Roma , venerdì, 13. giugno, 2025 12:30 (ACI Stampa).
“Di segni di speranza hanno bisogno anche coloro che in sé stessi la rappresentano: i giovani. Essi, purtroppo, vedono spesso crollare i loro sogni. Non possiamo deluderli: sul loro entusiasmo si fonda l’avvenire. E’ bello vederli sprigionare energie, ad esempio quando si rimboccano le maniche e si impegnano volontariamente nelle situazioni di calamità e di disagio sociale. Ma è triste vedere giovani privi di speranza; d’altronde, quando il futuro è incerto e impermeabile ai sogni, quando lo studio non offre sbocchi e la mancanza di un lavoro o di un’occupazione sufficientemente stabile rischiano di azzerare i desideri, è inevitabile che il presente sia vissuto nella malinconia e nella noia”. Da questo passo della bolla di indizione del giubileo, ‘Spes non confundit’, iniziamo un dialogo sulla pastorale giovanile con l’educatore e pedagogista, dottor Simone Fichera, formato in teologia presso l’università lateranense e componente del team ‘AGO Formazione’.

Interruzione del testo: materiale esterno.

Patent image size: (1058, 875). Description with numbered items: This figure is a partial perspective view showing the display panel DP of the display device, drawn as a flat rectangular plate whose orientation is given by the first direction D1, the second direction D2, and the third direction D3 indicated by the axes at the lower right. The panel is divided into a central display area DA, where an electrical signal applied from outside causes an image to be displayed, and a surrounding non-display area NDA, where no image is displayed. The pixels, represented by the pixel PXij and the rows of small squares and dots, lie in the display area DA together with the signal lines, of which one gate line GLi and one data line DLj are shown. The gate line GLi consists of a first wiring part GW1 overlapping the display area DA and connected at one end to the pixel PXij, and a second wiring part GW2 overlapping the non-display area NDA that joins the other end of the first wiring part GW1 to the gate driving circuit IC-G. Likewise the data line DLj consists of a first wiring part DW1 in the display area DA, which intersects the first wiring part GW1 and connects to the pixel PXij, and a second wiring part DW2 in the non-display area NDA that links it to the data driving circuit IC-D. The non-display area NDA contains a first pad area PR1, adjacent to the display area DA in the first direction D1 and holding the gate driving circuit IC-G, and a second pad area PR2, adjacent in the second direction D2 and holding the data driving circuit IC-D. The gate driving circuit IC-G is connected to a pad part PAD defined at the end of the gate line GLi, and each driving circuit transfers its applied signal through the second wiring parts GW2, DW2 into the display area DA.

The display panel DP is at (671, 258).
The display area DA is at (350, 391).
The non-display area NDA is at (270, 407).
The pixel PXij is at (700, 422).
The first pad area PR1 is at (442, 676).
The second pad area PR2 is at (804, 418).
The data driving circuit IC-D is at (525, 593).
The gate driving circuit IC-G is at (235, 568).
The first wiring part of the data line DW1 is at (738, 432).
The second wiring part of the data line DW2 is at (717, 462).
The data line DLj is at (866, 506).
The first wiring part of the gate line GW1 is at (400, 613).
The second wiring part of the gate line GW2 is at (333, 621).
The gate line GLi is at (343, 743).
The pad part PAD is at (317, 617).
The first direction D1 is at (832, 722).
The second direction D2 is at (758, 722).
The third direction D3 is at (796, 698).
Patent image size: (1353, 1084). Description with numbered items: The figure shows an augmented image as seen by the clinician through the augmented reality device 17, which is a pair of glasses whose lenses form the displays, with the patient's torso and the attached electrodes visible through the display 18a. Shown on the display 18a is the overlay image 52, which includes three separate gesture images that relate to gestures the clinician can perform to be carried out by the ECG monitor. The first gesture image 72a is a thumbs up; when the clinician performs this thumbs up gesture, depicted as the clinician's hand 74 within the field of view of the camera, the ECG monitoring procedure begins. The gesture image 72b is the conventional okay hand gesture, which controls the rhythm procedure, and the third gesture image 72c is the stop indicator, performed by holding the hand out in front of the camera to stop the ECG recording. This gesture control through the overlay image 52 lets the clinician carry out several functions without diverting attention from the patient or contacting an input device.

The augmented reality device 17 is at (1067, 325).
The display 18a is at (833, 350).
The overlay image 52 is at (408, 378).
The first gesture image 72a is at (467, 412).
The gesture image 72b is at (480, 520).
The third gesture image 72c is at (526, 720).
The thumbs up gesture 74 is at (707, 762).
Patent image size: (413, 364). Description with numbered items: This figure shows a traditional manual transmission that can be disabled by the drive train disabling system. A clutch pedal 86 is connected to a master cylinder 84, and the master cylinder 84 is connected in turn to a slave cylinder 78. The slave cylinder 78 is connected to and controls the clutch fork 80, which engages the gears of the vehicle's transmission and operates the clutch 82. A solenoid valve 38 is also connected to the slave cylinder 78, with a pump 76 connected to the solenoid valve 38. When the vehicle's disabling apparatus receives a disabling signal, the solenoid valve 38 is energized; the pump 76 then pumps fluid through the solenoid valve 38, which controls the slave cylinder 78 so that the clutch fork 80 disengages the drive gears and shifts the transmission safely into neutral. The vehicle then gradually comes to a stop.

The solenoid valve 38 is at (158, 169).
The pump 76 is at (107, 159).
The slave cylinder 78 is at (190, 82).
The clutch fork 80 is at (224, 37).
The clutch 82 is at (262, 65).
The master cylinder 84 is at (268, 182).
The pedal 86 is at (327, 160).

Fichera, subito, ci dice: “Il tempo in cui siamo immersi, il presente in cui ha da incarnarsi la nostra Chiesa, è costituito di fragilità nuove. Non che il passato non fosse in sé irto di ispidi ostacoli da superare, ma si tratta probabilmente di fatiche simili in contesti nuovi. Basti pensare alla fatica di ingresso nelle posizioni quadro da parte dei giovani, o banalmente alla preponderanza del mondo virtuale nella vita comune di qualsiasi giovane. Viviamo un tempo in cui la speranza resta sconosciuta perché infondata, infondabile. La speranza non è un vezzo da sognatori, ma una virtù che ha bisogno di mani e sguardi capaci di promesse e questo siamo chiamati a fare come Chiesa, specie in questo anno giubilare”.
La pastorale della Chiesa è capace di fornire segni di speranza?
“Probabilmente in questo momento no. Spesso la pastorale sembra raggomitolata dentro il ‘già conosciuto’, il ‘si è sempre fatto così’, è incapace di stare nei contesti in cui la vita scorre davvero, non ristagna. Non si sporge verso fuori, chiede piuttosto ai giovani di entrare nello schema. I giovani cristiani, purtroppo, è facile distinguerli dalla massa, non per la luminosità del fervore, quanto più per la capacità di stare negli schemi che l’oratorio o la parrocchia chiede. E chi sa starci, di solito, è a rischio ristagno”.